Mental Health: Take Positive Steps to Constructive Divorce — and Healing

For most people divorce is a time of great crisis and devastation. In many cases, both partners feel like failures and blame themselves and one another. The children’s lives are shaken and many decisions, with long-ranging consequences, have to be made. The sense of loss, fear, and anger can become enormous, creating difficult consequences. Unfortunately, some divorce processes intensifies the crisis, escalating differences, penalties, and financial costs.

There is truly no other period in life where it is more crucial to have fair, positive and clear guidance and to focus on the larger picture. However, divorce can be a successful and even healing process when the couple grows as a result of it, learns more about themselves and the other and discovers new, creative ways of relating which are healthy and constructive.

Conflict can be viewed in a different manner. Couples can look beneath their entrenched positions and discover what is truly fuelling their upset. They can discover the difference between their needs and wants and take time to examine the long-range consequences of the choices they make; not only the financial consequences, but the emotional, and practical ones.

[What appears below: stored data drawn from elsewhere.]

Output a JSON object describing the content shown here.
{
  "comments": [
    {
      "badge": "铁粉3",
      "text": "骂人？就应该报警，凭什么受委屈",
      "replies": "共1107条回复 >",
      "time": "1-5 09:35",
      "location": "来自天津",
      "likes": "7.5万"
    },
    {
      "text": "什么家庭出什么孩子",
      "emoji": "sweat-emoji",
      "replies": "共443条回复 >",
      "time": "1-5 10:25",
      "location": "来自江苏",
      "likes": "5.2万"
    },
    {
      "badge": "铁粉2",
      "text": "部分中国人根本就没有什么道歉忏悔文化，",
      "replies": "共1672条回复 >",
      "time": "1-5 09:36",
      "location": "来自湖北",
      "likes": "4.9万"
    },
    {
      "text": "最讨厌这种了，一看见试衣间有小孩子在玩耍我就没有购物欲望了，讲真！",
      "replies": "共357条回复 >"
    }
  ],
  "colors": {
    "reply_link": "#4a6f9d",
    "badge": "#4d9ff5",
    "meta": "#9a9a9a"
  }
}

Although a marriage may be ending, the couple’s life together as parents is not. Not only is it necessary to agree on the fundamentals of child rearing, but to define the new relationship between the couple. At this point in time it is easy to see that relationships do not end, they simply change form. It is highly desirable to create a blueprint for this new form, to carefully and positively re-define the relationship. As the couple does so, they discover specific steps which can be taken which will transform the relationship into one which is workable not only now, but into the long range future.

At that time it is easy to see how the best outcome for each of them lies in the best outcome for all.